Et ça ne se limite pas à la scène professionnelle, puisqu'il est de moins en moins rare de voir un ADC choisir un mage en botlane tandis que son midlane pick un Assassin AD ou bien un ADC capable de survivre sur cette lane. En témoigne le winrate de Veigar ADC, en Platine+, supérieur à celui de Veigar mid... Au final, les ADCs ne sont plus vraiment isolés en botlane, et pourtant l'idée selon laquelle ils appartiennent à cette lane subsiste toujours, un peu comme un filet de secours quand la meta est soudainement devenue incompréhensible.
Mais pourquoi ?
Pourquoi est-ce que le fait d'envoyer les ADCs en botlane continue d'être un des piliers de la meta ?
Une généralisation tacite
C'est dans les endroits où on a le plus de liberté apparente qu'on en a finalement le moins. Et la Faille n'échappe pas à cette règle. Car, en réalité, rien — aucun mécanisme in-game en tout cas — ne vous empêche de jouer Teemo Jungle, Caitlyn Mid, ou n'importe quelle association folle qui vous passerait par l'esprit. Jamais Riot Games n'a précisé ou affirmé le fait que certains champions doivent se limiter à un ou plusieurs rôles.
En réalité, les joueurs de League ont créé eux-mêmes ces règles, en développant un appareil de codes tacites intimement liés avec la meta. Ca donne naissance à un cadre rassurant, une méthode passe-partout pour remporter la victoire, et qu'on peut résumer à une seule phrase : "les ADCs vont au bot". Or, bien que cette règle soit de moins en moins vraie chaque jour, force est de constater qu'elle est encore bien imprimée dans l'inconscient collectif — tout simplement parce qu'elle existe depuis des années, et que les nouveaux joueurs n'ont pas vraiment d'autre choix que d'embrayer le wagon face à la pression collective exercée par les vétérans.
Essayez, seulement, de pick un champion exotique, à n'importe quelle position, et vous verrez par vous-même les réactions de vos alliés. Le plus souvent, ça ping dans tous les sens, ca flame dans le chat, ça s'épanche en dérives toxiques jusqu'à plus soif. Il y a une norme, et pour beaucoup le fait de vouloir sortir du cadre qu'elles construisent fait de vous un hérétique.
Les nouveaux comme les anciens joueurs craignent l'inconnu, mais pour des raisons différentes. Face à un jeu dont ils ne connaissent rien, les noobies cherchent un cadre pour saisir l'inconnu et tenter de comprendre la Faille. Au contraire, les anciens s'en remettent à un modèle qu'ils pratiquent depuis des années, mais qui a le mérite de fonctionner dans les grandes lignes, au point de l'avoir pour beaucoup érigé en dogme. Et quand quelqu'un cherche à en sortir, pour quelque raison que ce soit, la plupart le condamneront plutôt que de lui accorder le bénéfice du doute.
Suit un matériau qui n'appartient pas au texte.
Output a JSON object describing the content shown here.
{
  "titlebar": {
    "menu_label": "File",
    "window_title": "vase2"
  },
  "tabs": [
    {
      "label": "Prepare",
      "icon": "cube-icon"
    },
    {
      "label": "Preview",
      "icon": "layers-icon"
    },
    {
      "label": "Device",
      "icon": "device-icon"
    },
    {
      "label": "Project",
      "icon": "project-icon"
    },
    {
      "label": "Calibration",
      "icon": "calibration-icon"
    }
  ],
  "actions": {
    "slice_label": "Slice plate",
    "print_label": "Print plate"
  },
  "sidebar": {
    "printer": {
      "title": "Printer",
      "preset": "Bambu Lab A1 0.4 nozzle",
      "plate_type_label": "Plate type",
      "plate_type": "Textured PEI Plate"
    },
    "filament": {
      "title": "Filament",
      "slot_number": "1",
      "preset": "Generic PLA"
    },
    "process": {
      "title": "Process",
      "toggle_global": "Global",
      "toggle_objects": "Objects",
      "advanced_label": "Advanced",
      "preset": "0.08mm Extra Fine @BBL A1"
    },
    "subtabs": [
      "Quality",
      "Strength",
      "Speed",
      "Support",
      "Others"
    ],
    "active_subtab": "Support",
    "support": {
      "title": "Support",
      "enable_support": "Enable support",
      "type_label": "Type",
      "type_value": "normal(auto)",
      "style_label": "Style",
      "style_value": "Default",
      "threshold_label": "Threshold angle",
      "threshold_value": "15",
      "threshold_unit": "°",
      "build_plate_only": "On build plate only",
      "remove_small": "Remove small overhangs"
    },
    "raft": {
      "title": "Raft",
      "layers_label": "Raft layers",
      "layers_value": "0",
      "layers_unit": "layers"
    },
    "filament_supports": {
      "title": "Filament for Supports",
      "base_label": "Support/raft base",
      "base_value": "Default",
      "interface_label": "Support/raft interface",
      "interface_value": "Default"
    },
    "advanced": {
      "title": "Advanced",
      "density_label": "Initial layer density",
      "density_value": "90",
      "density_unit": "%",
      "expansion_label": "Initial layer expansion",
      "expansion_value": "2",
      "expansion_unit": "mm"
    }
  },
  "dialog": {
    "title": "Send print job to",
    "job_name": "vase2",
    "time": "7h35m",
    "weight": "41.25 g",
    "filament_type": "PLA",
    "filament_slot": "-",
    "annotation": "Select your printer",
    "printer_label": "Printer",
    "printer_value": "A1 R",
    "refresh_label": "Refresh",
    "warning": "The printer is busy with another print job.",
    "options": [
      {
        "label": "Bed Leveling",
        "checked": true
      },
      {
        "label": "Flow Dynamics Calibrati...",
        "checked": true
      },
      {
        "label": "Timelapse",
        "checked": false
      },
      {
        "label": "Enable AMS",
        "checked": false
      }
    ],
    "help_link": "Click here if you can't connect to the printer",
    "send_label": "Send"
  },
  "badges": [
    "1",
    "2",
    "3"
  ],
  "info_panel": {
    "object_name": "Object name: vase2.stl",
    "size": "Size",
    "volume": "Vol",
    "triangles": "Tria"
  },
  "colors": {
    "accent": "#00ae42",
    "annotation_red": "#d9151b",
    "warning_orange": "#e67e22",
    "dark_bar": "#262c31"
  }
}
Et finalement, c'est bien dommage. Parce que c'est précisément dans l'inconnu qu'on invente et qu'on innove.
Si les cadres sont bien sûr nécessaires pour faire l'apprentissage de n'importe quelle discipline, LoL y compris, ils finissent par devenir néfastes lorsqu'ils deviennent des dogmes. Parce qu'ils créent une méthode absolutiste, une sorte de dictature tacite et routinière, qui nuit à la créativité et à l'ingéniosité. C'est là, heureusement, que la scène professionnelle vient apporter son grain de sel — en démontrant au reste des joueurs qu'il existe des alternatives en dehors des frontières établies. Et ça ne date pas nécessairement d'hier, en témoigne la Miss Fortune Support des ROX Tigers lors des Worlds 2016...
Difficile, pourtant, de prédire aujourd'hui ce que sera la meta de demain. Et si, aujourd'hui on les retrouve partout, on imagine bien que les ADCs finiront toujours pas retourner en botlane — ne serait-ce que pour respecter la tradition.